But in recent years, no one here has been immune from the carnage. Violence against religious groups isn’t rooted in discrimination, analysts and religious leaders themselves say, but by a belief that they are well-funded and can pay exorbitant ransoms to recover victims of kidnapping.

Vodou, which is deeply stitched into the fabric of Haiti, faces unique challenges.

The religion has roots in the faith traditions of the enslaved Africans, who were brought to the island of Hispaniola, which Haiti shares with the Dominican Republic, and the Roman Catholicism of the French and Spanish colonists and missionaries.

Many Haitians credit a Vodou ceremony at the wooded area of Bois Caïman as a pivotal gathering in the Haitian Revolution, in which the Africans cast off their French enslavers and founded the world’s first Black republic.

In 2003, President Jean-Bertrand Aristide, a former Catholic priest, issued an executive decree recognizing Vodou as a “religion in its own right” — and “an essential element of national identity.”

But the faith, which centers on devotion to lwa, or spirits, has long been misunderstood and stigmatized, first by the French enslavers, later by Americans during the 19-year U.S. occupation and, today, members of the Haitian political and religious elite.

After the substandard sanitary practices of U.N. peacekeepers introduced cholera to Haiti in 2010, seeding an epidemic that killed almost 10,000 people, some blamed Vodou. Mobs lynched houngan, mostly with impunity.

Now, in yet another time of crisis, religious leaders and analysts say some are blaming Vodou for Haiti’s insecurity. Some gang members claim Vodou has made them invulnerable to bullets.

“As a result, many Vodouists suffered violence and threats of violence during the year,” the State Department said in a 2022 report onreligious freedom, “both from gangs and non-gang members who thought Vodouists supported gangs, affecting all citizens regardless of religious affiliation.”

Erol Josué, a Vodou priest, performs a ceremony to bless those killed in the 2010 Port-au-Prince earthquake. (Joe Raedle/Getty Images)

Josué, the Martissant houngan, is also a musician who blends Vodou sounds with contemporary ones. He was singing an homage to Moïse after the assassination when he learned his peristyle had been destroyed. He continued to sing, he said, but struggled to get the words out.

Josué was raised by his grandmother in the sprawling Port-au-Prince neighborhood of Carrefour, where the melody of merchants selling their wares was the soundtrack of his childhood. He later moved in with his mother and her partner, a houngan who taught him about Vodou.

After the peristyle was destroyed, Josué said he lost weight and was sick with worry.

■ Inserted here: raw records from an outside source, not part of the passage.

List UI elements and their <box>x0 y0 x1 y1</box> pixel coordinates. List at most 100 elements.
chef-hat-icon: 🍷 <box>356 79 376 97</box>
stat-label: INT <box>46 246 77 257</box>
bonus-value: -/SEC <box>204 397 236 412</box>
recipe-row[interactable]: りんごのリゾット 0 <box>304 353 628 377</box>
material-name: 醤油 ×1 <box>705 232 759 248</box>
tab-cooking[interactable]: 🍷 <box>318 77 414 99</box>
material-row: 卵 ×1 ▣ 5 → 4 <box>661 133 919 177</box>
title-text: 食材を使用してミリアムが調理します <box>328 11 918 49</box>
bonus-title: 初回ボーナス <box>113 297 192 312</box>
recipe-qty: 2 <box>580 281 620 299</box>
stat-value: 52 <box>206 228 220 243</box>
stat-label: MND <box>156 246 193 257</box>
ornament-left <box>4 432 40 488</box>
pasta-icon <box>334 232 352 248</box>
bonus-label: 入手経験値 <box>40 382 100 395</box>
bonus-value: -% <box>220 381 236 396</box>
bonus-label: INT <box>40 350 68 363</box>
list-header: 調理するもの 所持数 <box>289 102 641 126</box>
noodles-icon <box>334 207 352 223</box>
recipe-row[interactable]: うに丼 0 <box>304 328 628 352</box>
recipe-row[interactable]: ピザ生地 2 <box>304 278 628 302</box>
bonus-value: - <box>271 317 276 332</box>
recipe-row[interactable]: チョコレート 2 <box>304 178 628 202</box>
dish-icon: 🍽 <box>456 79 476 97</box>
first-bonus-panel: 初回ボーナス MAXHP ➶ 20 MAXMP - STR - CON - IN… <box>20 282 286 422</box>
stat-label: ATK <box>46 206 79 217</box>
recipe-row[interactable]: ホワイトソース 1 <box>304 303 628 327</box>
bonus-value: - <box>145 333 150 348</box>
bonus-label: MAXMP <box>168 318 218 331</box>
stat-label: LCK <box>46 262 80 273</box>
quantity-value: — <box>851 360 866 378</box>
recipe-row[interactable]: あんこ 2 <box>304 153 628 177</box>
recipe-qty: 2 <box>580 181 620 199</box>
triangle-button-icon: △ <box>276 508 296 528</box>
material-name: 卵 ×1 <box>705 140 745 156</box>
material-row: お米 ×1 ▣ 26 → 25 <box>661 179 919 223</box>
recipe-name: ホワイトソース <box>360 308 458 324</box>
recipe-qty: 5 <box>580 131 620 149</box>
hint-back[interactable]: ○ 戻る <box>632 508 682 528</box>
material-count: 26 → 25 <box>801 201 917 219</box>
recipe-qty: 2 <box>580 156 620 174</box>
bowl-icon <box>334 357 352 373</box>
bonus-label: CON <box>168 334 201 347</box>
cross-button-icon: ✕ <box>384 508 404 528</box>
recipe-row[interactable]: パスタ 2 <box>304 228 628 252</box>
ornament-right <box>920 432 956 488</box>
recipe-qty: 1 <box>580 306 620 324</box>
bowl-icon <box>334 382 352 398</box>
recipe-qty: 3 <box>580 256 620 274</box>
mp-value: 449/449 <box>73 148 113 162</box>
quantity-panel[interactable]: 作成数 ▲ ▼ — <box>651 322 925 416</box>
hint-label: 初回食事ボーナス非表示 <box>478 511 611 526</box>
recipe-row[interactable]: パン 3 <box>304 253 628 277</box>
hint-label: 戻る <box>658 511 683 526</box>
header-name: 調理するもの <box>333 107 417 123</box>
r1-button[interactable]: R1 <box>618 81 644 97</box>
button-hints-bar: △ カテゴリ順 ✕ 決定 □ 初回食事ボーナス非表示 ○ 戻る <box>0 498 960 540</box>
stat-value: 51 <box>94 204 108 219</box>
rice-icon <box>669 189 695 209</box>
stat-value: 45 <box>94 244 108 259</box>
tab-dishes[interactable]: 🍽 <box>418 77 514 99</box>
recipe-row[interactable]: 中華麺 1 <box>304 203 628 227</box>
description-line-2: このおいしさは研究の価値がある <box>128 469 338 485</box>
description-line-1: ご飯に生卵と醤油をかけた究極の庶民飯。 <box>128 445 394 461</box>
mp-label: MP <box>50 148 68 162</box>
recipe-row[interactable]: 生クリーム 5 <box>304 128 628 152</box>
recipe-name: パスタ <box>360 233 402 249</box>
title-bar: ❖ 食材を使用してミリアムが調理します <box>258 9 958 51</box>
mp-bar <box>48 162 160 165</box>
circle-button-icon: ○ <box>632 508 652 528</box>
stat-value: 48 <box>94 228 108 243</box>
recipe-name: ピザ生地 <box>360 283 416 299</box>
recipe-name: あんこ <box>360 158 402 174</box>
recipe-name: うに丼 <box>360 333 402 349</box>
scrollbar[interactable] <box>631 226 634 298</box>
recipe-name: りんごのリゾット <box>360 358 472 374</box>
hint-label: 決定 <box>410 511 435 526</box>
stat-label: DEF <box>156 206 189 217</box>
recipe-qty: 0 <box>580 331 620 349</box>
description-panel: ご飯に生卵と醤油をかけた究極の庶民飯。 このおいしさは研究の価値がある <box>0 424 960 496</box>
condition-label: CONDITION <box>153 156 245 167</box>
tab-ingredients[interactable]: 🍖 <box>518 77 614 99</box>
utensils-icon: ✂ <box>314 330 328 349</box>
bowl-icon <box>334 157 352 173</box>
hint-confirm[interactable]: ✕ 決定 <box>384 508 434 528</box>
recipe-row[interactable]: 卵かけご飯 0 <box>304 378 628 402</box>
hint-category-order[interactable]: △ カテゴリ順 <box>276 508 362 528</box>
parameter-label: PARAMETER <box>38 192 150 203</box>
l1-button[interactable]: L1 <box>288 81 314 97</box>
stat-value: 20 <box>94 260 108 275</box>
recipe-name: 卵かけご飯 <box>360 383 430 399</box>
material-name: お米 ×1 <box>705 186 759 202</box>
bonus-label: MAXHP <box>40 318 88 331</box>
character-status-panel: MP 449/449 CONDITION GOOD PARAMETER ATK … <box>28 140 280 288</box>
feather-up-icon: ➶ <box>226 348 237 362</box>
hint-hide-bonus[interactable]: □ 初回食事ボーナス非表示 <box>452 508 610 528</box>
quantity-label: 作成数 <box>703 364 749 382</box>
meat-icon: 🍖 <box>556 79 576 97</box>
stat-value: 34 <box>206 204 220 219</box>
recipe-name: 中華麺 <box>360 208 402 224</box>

“It’s an enormous loss for the country,” he said. “The peristyle with its sacred objects tells the story of the country. They are the museum of the people in a country where the state does not build museums.”

He detests how gang members have hijacked and co-opted the religion, fueling its further stigmatization.

“The gangs have no respect for the sacred,” he said.

Augustin, who heads the Royaume of Vodou, an organization representing 3.9 million members, said gangs descended on his vehicle in August 2021 as he left a Vodou ceremony in Artibonite attended by 50,000 people. They forced him out of the vehicle and stole it, he said.

He has little hope there will be justice.

“The state cannot protect itself,” he said, “so it cannot protect us.”